Ветер сегодня, кстати, злобненький такой. Солнечно, ветрено, стрелкотня на фоне — типичный Донбасс. Так, значит, на фига я это все затеял? Броники, броники… Разложенные за кунгом на камнях сушатся броники. Точнее, сумки от бронежилетки «Корсар М3с-1–4» числом семь штук, которые вместе с содержимым являются излишками. Тогда, в сентябре пятнадцатого, в третьей волне из второй роты дембельнулось почти пятьдесят человек. На смену им пришло трое — Лундгрен, я и еще один водитель, Леха. И все. Мотопехотная рота насчитывала сорок четыре человека, из них в наличии — тридцать пять, остальные — госпитали, дезертирка. Пятерых неудержимых аватаров мы еще осенью подарили в штаб, начштабу Викторычу на опыты, еще восемь было в другом месте, в тылу, охраняли ПВО. Остальные двадцать два были здесь.
Сумки высохли, возле них горкой были сложены броники, каски, какая-то мелочевка типа чехлов, и мне мечталось сегодня сдать все это на вещевой склад.

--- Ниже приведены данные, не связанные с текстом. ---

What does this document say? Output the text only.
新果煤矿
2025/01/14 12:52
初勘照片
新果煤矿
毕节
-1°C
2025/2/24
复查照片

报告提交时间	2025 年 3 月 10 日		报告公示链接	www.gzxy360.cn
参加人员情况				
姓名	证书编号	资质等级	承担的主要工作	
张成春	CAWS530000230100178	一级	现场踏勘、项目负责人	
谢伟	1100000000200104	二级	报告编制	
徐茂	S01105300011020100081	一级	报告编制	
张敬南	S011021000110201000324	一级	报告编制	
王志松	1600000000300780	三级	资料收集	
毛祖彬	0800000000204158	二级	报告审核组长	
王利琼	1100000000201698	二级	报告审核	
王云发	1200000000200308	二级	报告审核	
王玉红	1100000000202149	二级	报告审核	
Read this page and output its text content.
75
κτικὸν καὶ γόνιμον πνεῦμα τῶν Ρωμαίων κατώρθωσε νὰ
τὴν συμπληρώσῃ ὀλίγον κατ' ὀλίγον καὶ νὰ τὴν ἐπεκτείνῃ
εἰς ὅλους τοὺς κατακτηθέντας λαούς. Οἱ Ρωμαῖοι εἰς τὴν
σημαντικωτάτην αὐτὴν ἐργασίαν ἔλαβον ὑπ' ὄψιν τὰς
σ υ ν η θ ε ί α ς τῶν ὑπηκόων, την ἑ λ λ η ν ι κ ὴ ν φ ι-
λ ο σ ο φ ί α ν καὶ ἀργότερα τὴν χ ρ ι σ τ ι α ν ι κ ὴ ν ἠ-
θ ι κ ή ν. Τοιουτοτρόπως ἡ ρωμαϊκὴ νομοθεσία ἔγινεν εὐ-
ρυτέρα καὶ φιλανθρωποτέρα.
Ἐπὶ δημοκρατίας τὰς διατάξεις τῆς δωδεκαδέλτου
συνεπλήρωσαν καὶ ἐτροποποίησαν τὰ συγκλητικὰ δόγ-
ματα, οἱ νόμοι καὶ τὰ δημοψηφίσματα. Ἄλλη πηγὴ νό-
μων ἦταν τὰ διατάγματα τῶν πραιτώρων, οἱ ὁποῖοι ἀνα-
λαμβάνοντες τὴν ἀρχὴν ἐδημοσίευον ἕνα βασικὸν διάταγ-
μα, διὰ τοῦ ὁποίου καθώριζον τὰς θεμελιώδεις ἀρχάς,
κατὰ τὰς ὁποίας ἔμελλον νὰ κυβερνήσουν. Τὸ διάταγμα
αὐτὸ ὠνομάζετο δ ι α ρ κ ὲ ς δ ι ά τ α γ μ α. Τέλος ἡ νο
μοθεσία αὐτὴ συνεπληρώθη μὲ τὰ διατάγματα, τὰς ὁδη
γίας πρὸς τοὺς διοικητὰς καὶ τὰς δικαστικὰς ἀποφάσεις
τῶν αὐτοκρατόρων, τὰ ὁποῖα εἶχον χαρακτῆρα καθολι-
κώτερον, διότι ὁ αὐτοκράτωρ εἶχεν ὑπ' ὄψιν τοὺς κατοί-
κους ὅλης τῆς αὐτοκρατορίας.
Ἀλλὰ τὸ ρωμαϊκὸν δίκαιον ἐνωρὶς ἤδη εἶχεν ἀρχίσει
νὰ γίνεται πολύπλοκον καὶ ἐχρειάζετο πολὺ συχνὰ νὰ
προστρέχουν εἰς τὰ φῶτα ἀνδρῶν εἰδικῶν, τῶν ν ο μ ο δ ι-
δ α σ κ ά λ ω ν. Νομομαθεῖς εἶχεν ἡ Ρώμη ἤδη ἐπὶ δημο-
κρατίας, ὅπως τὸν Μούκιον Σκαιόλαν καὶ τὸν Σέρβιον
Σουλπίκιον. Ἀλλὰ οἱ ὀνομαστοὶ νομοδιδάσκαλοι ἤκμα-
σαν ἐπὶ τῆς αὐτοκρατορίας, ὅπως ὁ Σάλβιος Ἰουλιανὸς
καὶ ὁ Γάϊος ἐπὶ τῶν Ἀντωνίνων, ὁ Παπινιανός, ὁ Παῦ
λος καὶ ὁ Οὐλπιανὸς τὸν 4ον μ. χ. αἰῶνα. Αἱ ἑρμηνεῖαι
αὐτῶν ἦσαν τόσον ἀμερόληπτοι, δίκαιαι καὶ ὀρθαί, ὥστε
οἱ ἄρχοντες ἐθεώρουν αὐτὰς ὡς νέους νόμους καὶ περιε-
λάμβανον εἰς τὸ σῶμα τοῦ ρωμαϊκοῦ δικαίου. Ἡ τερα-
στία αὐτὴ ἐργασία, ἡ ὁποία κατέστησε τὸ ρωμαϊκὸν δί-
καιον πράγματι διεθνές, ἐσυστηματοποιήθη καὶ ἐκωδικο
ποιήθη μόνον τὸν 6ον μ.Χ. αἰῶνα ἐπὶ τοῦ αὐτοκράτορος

— Шматкоооо, — протянул я от кунга. — Ты, как опытный мародер, назначаешься старшим в вашей похоронной команде. Берите броники, комплектуете и рассовываете по сумкам. Плечи и горжетки не про.бите. Я ща оденусь красиво и пригоню буса, закинете в него. Час на виконання — десять хвилин.
— Шо, все сложить? — наигранно ужаснулся Шматко. Квартал рассеянно смотрел на меня и курил.
— Все, и палатку, — твердо сказал я и махнул рукой на старенькую и убитенькую УСТ-56, которая с поднятыми пологами уныло возвышалась между кунгом и сложенными брониками.